Number of hours: 3.5h hours total

Date: 
3/20/15 & 3/23/15

Schedule timetable: Friday 3/20/15 from 11am to 12h45am
                                 Monday 3/23/15 from 11am to 12h45am

Teaching Language: English

Description : 

       From the traditional perspective of associative learning theory, the hypothesis linking modifications of synaptic transmission to learning and memory is plausible. It is less so from an information-processing perspective, in which learning is mediated by computations that make implicit commitments to physical and mathematical principles governing the domains where domain-specific cognitive mechanisms operate. We compare the properties of associative learning and memory to the properties of long-term potentiation, concluding that the properties of the latter do not explain the fundamental properties of the former.In this course I will briefly review the neuroscience of reinforcement learning, emphasizing the representational implications of the neuroscientific findings. I will then review more extensively findings that confirm the existence of complex computations in three information-processing domains: probabilistic inference, the representation of uncertainty, and the representation of space. I argue for a change in the conceptual framework within which neuroscientists approach the study of learning mechanisms in the brain.

 

Title:

Domain General and Domain Specific Mechanisms
in Real-time Grammatical Computation
*Full_Slides*

Professor 

Colin Phillips
U. Maryland

Number of hours: 3.5h hours total

Date:
3/24/15
Schedule timetable: Tuesday 3/24/15 from 9am to 12h45pm Teaching Language: English

Description : 

        Linguists are impressed by the rich grammatical details that natural languages follow. There is now abundant evidence that speakers and comprehenders show fine-grained control over these details during moment-by-moment speaking and understanding, but how do they do this?
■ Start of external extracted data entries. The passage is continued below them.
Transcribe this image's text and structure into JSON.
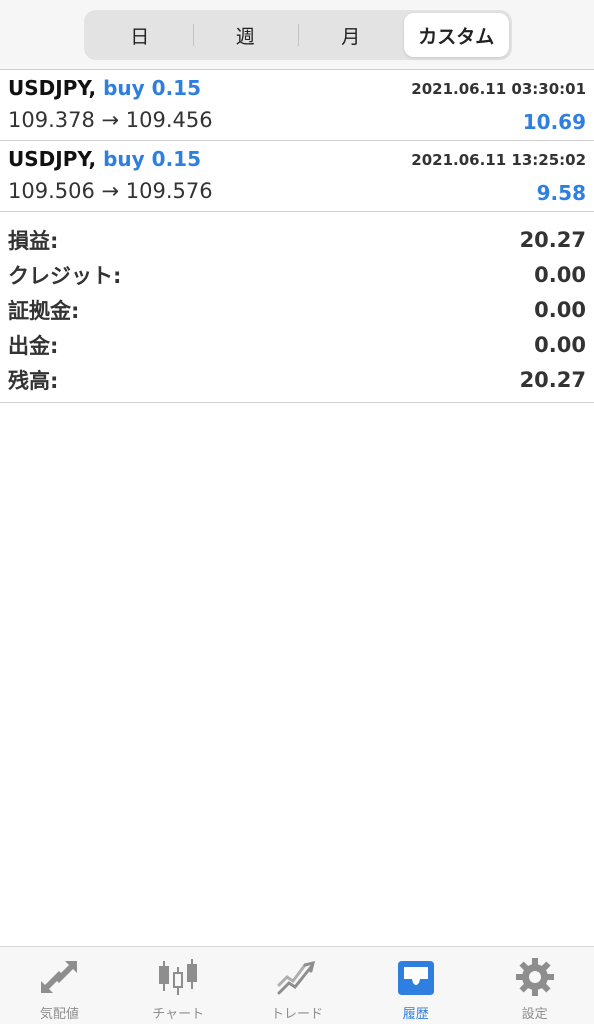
{
  "period_tabs": [
    {
      "label": "日",
      "active": false
    },
    {
      "label": "週",
      "active": false
    },
    {
      "label": "月",
      "active": false
    },
    {
      "label": "カスタム",
      "active": true
    }
  ],
  "trades": [
    {
      "symbol": "USDJPY,",
      "side": "buy 0.15",
      "time": "2021.06.11 03:30:01",
      "prices": "109.378 → 109.456",
      "profit": "10.69"
    },
    {
      "symbol": "USDJPY,",
      "side": "buy 0.15",
      "time": "2021.06.11 13:25:02",
      "prices": "109.506 → 109.576",
      "profit": "9.58"
    }
  ],
  "summary": [
    {
      "label": "損益:",
      "value": "20.27"
    },
    {
      "label": "クレジット:",
      "value": "0.00"
    },
    {
      "label": "証拠金:",
      "value": "0.00"
    },
    {
      "label": "出金:",
      "value": "0.00"
    },
    {
      "label": "残高:",
      "value": "20.27"
    }
  ],
  "tabbar": [
    {
      "label": "気配値",
      "icon": "quotes-arrows-icon",
      "active": false
    },
    {
      "label": "チャート",
      "icon": "candlestick-chart-icon",
      "active": false
    },
    {
      "label": "トレード",
      "icon": "trade-chart-icon",
      "active": false
    },
    {
      "label": "履歴",
      "icon": "history-inbox-icon",
      "active": true
    },
    {
      "label": "設定",
      "icon": "settings-gear-icon",
      "active": false
    }
  ],
  "colors": {
    "accent": "#2f7fe0",
    "icon_inactive": "#8e8e8e"
  }
}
To make matters more interesting, much recent research provides compelling evidence that language users make use of domain-general memory access mechanisms to retrieve words and phrases and to form linguistic dependencies during comprehension. But these domain-general mechanisms, which access information based primarily on content, are not straightforwardly compatible with pervasive constraints that focus primarily on structural configurations. I will discuss the memory mechanisms, the linguistic constraints, the current evidence on how to reconcile them, and key questions for future research.